While I am of two minds over how we treat criminals in the U.S. and about what sort of laws might better manage crime and reduce recidivism (relapse into crime) more inexpensively and without warehousing a big chunk of the population , I am crystal clear in my feelings on personal confrontation with crime or violence.
I’ve had my own small-scale run ins with violence. Lots of ass kickings as a kid (I was kind of a wise ass). I grew up in a blue collar family and fights were part of life. I brushed up against criminal violence a little as a young man, at the most bottom rungs of it, but I saw what was going to happen with those guys.
I’m also a student of history and I’ve studied both war and crime specifically.
Where wars break out, civilization breaks down and people are forced to rely on their own local capabilities to survive and avoid becoming casualties or victims. The worst in people comes to the surface and ordinary people are freed to express their most anti-social instincts.
Some people don’t need a war to let loose. The True Crime books are full of stories of people encountering the wrong person or persons at the wrong time and suffering horribly.

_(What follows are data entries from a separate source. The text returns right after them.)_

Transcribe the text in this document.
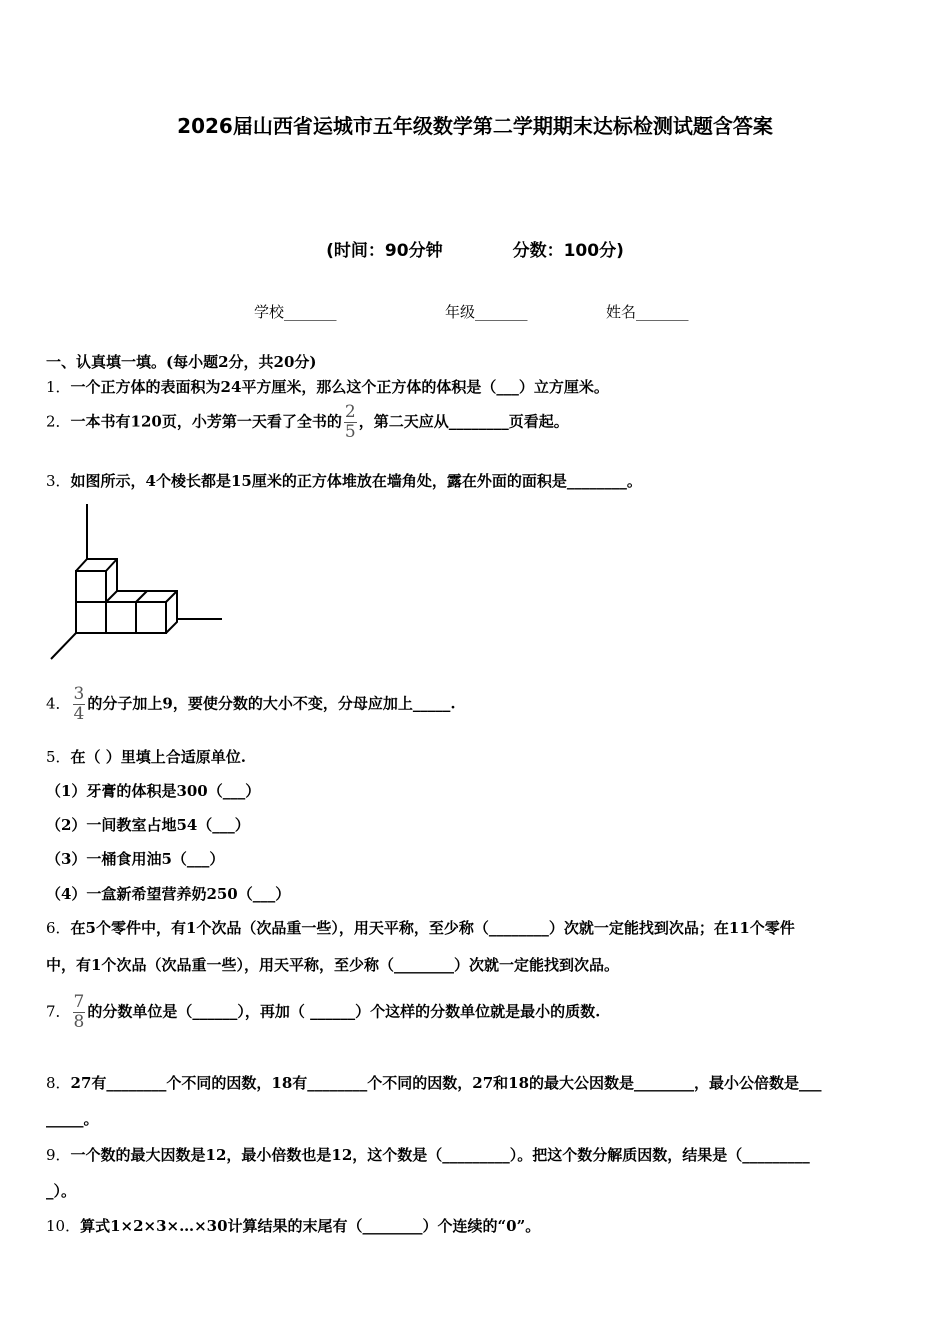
2026届山西省运城市五年级数学第二学期期末达标检测试题含答案
(时间：90分钟	分数：100分)
学校_______	年级_______	姓名_______
一、认真填一填。(每小题2分，共20分)
1．一个正方体的表面积为24平方厘米，那么这个正方体的体积是（___）立方厘米。
2．一本书有120页，小芳第一天看了全书的 $\frac{2}{5}$ ，第二天应从________页看起。
3．如图所示，4个棱长都是15厘米的正方体堆放在墙角处，露在外面的面积是________。
4． $\frac{3}{4}$ 的分子加上9，要使分数的大小不变，分母应加上_____.
5．在（ ）里填上合适原单位.
（1）牙膏的体积是300（___）
（2）一间教室占地54（___）
（3）一桶食用油5（___）
（4）一盒新希望营养奶250（___）
6．在5个零件中，有1个次品（次品重一些），用天平称，至少称（________）次就一定能找到次品；在11个零件
中，有1个次品（次品重一些），用天平称，至少称（________）次就一定能找到次品。
7． $\frac{7}{8}$ 的分数单位是（______），再加（ ______）个这样的分数单位就是最小的质数.
8．27有________个不同的因数，18有________个不同的因数，27和18的最大公因数是________，最小公倍数是___
_____。
9．一个数的最大因数是12，最小倍数也是12，这个数是（_________）。把这个数分解质因数，结果是（_________
_）。
10．算式1×2×3×…×30计算结果的末尾有（________）个连续的“0”。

We’re not just talking about the crazy (and rare) fringes here — its all on a continuum.
This knowledge has made me a little bit of a survivalist. Enough to spend a lot of time learning to fight. Of course there are other reasons, but that’s a big one. I have a very strong aversion to being a victim.
I don’t think you can rely on the police. There are not enough of them. And now and then, they are part of the problem. You can only be 100% sure of yourself and (hopefully) your friends and loved ones.
If you look at the history of crime, social unrest, and war, there are many incidents in which good people ran into the “bad” people and suffered very badly as a result. Names like Charlie Starkweather and the Manson Family and Ted Bundy and Edmund Kemper immediately come to mind. And events like the rise of the Fascists in Europe in the 1930s or the riots in the U.S. in L.A.
These events are rare but they happen. Shit will occasionally hit the fan and you might find yourself in the wrong place at the wrong time.
I don’t really take these concerns very far. I don’t have a bunker or an assault rifle. But my goal is always to be somewhat prepared. I don’t carry a gun or own a rifle but I know how to use them. I don’t (usually) carry a knife but I have some and I keep them sharp and am modestly competent in their use as a weapon.
This brings us to Jeff Cooper and his little “book,” Principles of Personal Defense. Its a very small book, only about 20 pages.
But it packs a punch. He says a lot of extremely important things in that small space that most people need to hear.